‘Grossly inadequate’: Victoria’s flawed prison oversight regime
Victoria's "independent" prison inspectorate found no issues with the treatment of Veronica Nelson. A coroner said this was "grossly inadequate and misleading".
The government body tasked with providing “objective and honest” scrutiny of the Victorian justice system provided a “grossly inadequate and misleading” report on the death of Veronica Nelson in prison and should be “urgently” redesigned, a coroner has found.
The Justice Assurance and Review Office (JARO) sits within the Victorian Department of Justice and Community Safety (DJCS) and has an “internal review and assurance function to advise the secretary to the DJCS on the performance of youth justice and corrections systems”.
JARO lists its own aims as to drive “continuous improvement in Victoria’s critical justice system, making the systems better for the community, staff and people held within and visiting the justice facilities”. It claims to be “objective, impartial, fair and honest”.
But JARO’s flaws and failures have been put on stark display by the Coroner tasked with investigating the death of First Nations woman Veronica Nelson at the Dame Phyllis Frost Centre in early 2020.
Coroner Simon McGregor found that every step of Victoria’s criminal justice system failed Nelson, and that her death could and should have been prevented. He delivered a scathing assessment of Corrections staff and healthcare workers at the prison.
The Coroner also strongly criticised the role of JARO in investigating Nelson’s death in custody.
JARO finalised its report 10 months after the death in custody, based on the autopsy findings, CCTV footage and recordings of the intercom calls, the same calls featured heavily in the coronial inquest.
The JARO report accepted evidence put forward that a prison officer in question had performed their duties as expected, and made no criticisms of the patrols conducted by a prison officer who failed to directly observe Nelson in her final hours. The final JARO report found that the “incident response” was handled well.
It also claimed that the management of Nelson was “appropriate and in line with Corrections Victoria policies”.
The coroner found the opposite.
The report also commended an officer who had placed a pillow over the grille of an adjacent cell for their “compassionate response”. But it did not mention that when this was done, Nelson’s body had been visible to the person in the adjacent cell through this grille for over 20 minutes.
The coroner ruled that JARO’s report on the death in custody was “grossly inadequate and misleading”.

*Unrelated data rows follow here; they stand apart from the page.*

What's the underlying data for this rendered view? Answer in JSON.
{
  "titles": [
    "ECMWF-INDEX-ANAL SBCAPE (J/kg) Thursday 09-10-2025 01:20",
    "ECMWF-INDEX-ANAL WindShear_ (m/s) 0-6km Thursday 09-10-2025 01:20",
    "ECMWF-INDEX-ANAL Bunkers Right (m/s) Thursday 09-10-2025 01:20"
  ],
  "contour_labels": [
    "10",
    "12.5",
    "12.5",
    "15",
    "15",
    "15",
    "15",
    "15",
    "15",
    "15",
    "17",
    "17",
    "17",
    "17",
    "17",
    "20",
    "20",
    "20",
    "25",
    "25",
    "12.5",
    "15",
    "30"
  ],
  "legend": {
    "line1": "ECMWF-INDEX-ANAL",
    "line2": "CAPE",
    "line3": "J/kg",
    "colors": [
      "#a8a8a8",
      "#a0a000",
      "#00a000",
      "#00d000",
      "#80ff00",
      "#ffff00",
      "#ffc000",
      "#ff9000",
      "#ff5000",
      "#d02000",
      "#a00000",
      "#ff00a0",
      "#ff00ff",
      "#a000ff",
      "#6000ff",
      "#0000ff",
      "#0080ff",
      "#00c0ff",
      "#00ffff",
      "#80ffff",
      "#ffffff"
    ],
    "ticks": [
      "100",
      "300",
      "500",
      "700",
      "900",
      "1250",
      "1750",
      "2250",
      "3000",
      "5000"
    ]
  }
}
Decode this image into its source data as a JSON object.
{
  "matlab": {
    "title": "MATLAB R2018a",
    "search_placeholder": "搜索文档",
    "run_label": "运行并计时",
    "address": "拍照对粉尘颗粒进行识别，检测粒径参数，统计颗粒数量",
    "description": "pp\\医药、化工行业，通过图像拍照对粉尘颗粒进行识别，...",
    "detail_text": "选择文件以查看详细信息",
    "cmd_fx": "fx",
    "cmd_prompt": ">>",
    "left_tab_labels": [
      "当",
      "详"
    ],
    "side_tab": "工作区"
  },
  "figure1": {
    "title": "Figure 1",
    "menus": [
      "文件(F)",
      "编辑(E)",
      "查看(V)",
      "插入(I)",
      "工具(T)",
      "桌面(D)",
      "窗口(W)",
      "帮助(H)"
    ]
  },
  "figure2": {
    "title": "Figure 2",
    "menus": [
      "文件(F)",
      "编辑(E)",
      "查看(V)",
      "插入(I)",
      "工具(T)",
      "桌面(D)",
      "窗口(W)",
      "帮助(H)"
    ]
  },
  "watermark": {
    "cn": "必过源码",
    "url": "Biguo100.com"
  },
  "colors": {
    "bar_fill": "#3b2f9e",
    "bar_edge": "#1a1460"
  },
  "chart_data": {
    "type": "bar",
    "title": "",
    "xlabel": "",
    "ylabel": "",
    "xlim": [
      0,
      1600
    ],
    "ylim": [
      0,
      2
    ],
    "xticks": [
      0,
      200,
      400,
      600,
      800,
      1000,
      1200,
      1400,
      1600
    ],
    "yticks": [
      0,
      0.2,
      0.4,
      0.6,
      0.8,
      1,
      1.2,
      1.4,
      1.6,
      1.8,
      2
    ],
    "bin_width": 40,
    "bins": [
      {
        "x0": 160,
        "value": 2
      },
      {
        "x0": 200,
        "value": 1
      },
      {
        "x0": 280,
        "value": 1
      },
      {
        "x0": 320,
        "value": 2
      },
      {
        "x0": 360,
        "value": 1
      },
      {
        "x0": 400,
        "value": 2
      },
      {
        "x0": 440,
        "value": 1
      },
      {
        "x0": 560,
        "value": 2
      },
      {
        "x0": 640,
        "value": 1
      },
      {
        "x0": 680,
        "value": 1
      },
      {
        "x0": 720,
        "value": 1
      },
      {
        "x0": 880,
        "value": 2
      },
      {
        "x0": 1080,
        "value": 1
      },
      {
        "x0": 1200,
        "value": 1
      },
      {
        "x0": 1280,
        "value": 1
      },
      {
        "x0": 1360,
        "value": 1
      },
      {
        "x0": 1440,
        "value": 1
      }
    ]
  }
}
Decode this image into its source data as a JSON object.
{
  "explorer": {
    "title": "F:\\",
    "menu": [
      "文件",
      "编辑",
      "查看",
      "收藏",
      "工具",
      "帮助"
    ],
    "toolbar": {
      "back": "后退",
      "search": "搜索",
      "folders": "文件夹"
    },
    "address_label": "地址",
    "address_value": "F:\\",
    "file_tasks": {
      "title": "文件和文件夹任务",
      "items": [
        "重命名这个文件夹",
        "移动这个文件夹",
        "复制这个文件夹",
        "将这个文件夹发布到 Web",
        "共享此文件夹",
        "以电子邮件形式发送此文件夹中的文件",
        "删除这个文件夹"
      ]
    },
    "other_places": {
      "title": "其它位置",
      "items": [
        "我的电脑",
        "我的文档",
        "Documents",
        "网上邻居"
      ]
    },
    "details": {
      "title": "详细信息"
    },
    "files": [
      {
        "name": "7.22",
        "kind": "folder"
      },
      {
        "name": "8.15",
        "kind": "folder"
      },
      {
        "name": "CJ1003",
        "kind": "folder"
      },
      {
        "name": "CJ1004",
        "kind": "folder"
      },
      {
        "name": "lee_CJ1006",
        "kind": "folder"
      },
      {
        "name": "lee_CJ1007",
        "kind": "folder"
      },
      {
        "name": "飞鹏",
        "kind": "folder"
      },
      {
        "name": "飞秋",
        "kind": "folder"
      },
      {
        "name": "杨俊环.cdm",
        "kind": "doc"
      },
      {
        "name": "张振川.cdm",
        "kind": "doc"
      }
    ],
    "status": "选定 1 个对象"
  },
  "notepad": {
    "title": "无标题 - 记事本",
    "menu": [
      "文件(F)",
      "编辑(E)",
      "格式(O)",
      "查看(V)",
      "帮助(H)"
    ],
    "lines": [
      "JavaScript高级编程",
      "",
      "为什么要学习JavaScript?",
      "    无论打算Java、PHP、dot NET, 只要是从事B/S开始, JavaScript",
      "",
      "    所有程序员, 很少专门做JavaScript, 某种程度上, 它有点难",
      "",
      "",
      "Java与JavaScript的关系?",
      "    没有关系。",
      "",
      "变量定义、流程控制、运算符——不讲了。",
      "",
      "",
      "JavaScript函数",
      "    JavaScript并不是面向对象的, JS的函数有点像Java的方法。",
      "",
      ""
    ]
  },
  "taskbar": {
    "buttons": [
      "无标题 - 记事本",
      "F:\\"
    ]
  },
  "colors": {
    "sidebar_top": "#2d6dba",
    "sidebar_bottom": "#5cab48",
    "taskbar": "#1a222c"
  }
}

He called for JARO to be “urgently redesigned” by the Victorian government to ensure its reviews are independent, that it receive input from relevant staff who interacted with or were responsible for decisions impacting the person’s death, identify opportunities for improved practice and enhancing the wellbeing of people in prison and also looks at the adequacy of care assessed by a suitable member of the Indigenous community.
JARO is the same body which will likely take on Victoria’s obligations under the United Nation’s Optional Protocol to the Convention Against Torture (OPCAT), which requires signatories to have independent inspection bodies for places of detention.
But the coroner’s report shows that JARO falls well short of the OPCAT requirements and significant reform will be needed to make it compatible.
The Victorian government is yet to make any moves to meet the OPCAT obligations, and is waiting on a funding commitment from the federal government until it does so.
Despite this, the government has repeatedly claimed that there are “robust oversight regimes in place to ensure that people in detention are protected against torture”.